Another month, another Six Degrees. This is the only meme I do as a regular thing, and sometimes I wonder why I do it. It is fun to think about how to link books, so it’s always exciting to see what book Kate has chosen next. But, is it more than fun? Does it result in our choosing to read books we hadn’t considered before? Is its main value in keeping us connected? Are there other benefits or impacts? Any thoughts?
While you ponder that, I’ll just get on with it … if you don’t know how the #SixDegrees meme works, please check host Kate’s blog – booksaremyfavouriteandbest.
The first rule is that Kate sets our starting book. For this month she set the 2024 winner of the International Booker Prize, Jenny Erpenbeck’s Kairos (translated by Michael Hofmann). It is described at GoodReads as “a complicated love story set amidst swirling, cataclysmic events as the GDR collapses and an old world evaporates”. I’d like to read this one but suffice it to say I haven’t, to date.
I considered choosing another book set in or about the GDR, but I ended up choosing another translated German writer, without specific relevance to the GDR. My link is W.G. Sebald’s Austerlitz (my review), translated by Anthea Bell. If you know Sebald, you will know that this is no ordinary novel, but very broadly its central, titular character is a man who, traumatised by being a kindertransport refugee from Czechoslovakia in 1939, tries to recover his memory and his life some 50 years later.
My next link is to a book in which the protagonist translates Austerlitz, among other books, because translating great books is her hobby, her passion. The book is Rabih Alameddine’s An unnecessary woman (my review). My reading group read this novel, and we did a straw poll on which of the books the protgonist writes about we’d most like to read. There were several, but Austerlitz was the winner. An unnecessary woman is a beautiful book about readers and reading.
A very different reader is Alan Bennett’s in his novel The uncommon reader (my review). The reader is Queen Elizabeth II, and in his story she discovers reading through a mobile library that visits the palace grounds. In my post, I wrote that Bennett cheekily suggests what the impact might be on her family, staff and the politicians around her when reading becomes not only something she wants to do all the time (instead of her work) but also results in her starting to think and question.

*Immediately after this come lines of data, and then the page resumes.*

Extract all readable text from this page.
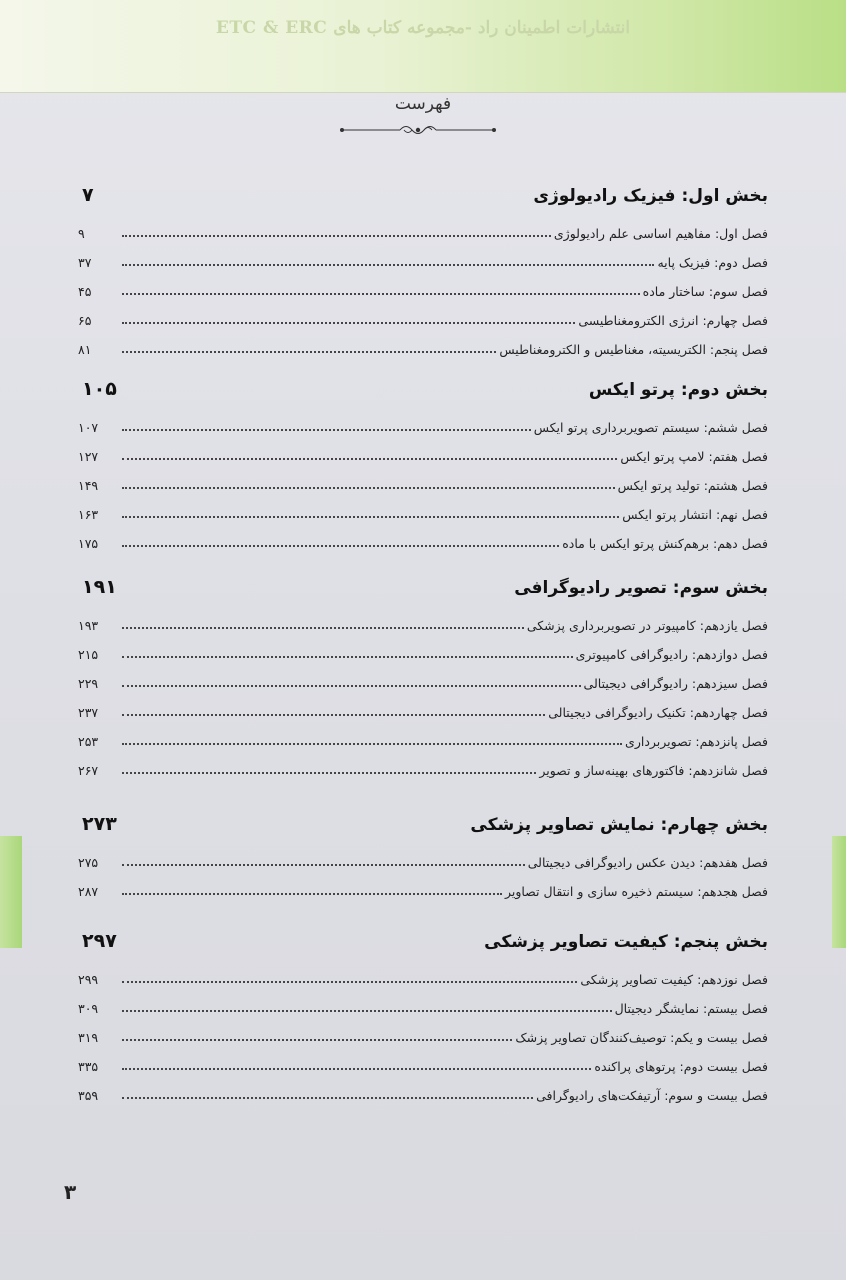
انتشارات اطمینان راد -مجموعه کتاب های ETC & ERC
فهرست
بخش اول: فیزیک رادیولوژی
۷
فصل اول: مفاهیم اساسی علم رادیولوژی
۹
فصل دوم: فیزیک پایه
۳۷
فصل سوم: ساختار ماده
۴۵
فصل چهارم: انرژی الکترومغناطیسی
۶۵
فصل پنجم: الکتریسیته، مغناطیس و الکترومغناطیس
۸۱
بخش دوم: پرتو ایکس
۱۰۵
فصل ششم: سیستم تصویربرداری پرتو ایکس
۱۰۷
فصل هفتم: لامپ پرتو ایکس
۱۲۷
فصل هشتم: تولید پرتو ایکس
۱۴۹
فصل نهم: انتشار پرتو ایکس
۱۶۳
فصل دهم: برهم‌کنش پرتو ایکس با ماده
۱۷۵
بخش سوم: تصویر رادیوگرافی
۱۹۱
فصل یازدهم: کامپیوتر در تصویربرداری پزشکی
۱۹۳
فصل دوازدهم: رادیوگرافی کامپیوتری
۲۱۵
فصل سیزدهم: رادیوگرافی دیجیتالی
۲۲۹
فصل چهاردهم: تکنیک رادیوگرافی دیجیتالی
۲۳۷
فصل پانزدهم: تصویربرداری
۲۵۳
فصل شانزدهم: فاکتورهای بهینه‌ساز و تصویر
۲۶۷
بخش چهارم: نمایش تصاویر پزشکی
۲۷۳
فصل هفدهم: دیدن عکس رادیوگرافی دیجیتالی
۲۷۵
فصل هجدهم: سیستم ذخیره سازی و انتقال تصاویر
۲۸۷
بخش پنجم: کیفیت تصاویر پزشکی
۲۹۷
فصل نوزدهم: کیفیت تصاویر پزشکی
۲۹۹
فصل بیستم: نمایشگر دیجیتال
۳۰۹
فصل بیست و یکم: توصیف‌کنندگان تصاویر پزشک
۳۱۹
فصل بیست دوم: پرتوهای پراکنده
۳۳۵
فصل بیست و سوم: آرتیفکت‌های رادیوگرافی
۳۵۹
۳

A whimsical but not unserious book about readers and reading.
It’s no accident that Alan Bennett’s Queen discovers books through a library. Bennett is surely making a statement there too. A book which the librarians in my reading group loved for its love and promotion of libraries is Anthony Doerr’s Cloud Cuckoo Land (my review). Among other things, this novel is about the role played by librarians in fostering knowledge and reading. Doerr’s Dedication is “For the librarians then, now, and in the years to come”.
I cannot resist staying with the libraries and librarian theme. A character in Doerr’s book speaks of how endangered books are, “They die in fires or floods or in the mouths of worms or at the whims of tyrants. If they are not safeguarded, they go out of the world.” Librarians and readers safeguard books, and this is exactly what is happening in the first story in Rebecca Campbell’s dystopian book, Arboreality (my review). A librarian and university researcher are fighting desperately against time to save books which are being destroyed by climate-change induced floods and fires.
Besides its interest in books, Arboreality is – obviously – about trees. It features many trees, but one species provides a linking thread between the stories, the Golden Arbutus. A very different tree but an equally significant one in terms of the book is the greengage tree in Shokoofeh Azar’s The enlightenment of the greengage tree (my review), translated by Adrien Kijek (pseudonym). It is on top of this tree that the character Roza attains enlightenment. Coincidentally, in this Iran-set politically-driven novel, a library is burnt.
This chain has taken us around the world – but, unusually for me, not to Australia – and through time, from centuries past and into the future. Also unusually for me, four of my six writers are male. Finally, I’d like to draw your attention to a neat circle – my closing book, like the book that starts this month’s meme, is translated.
Now, the usual: have you read Kairos and, regardless, what would you link to?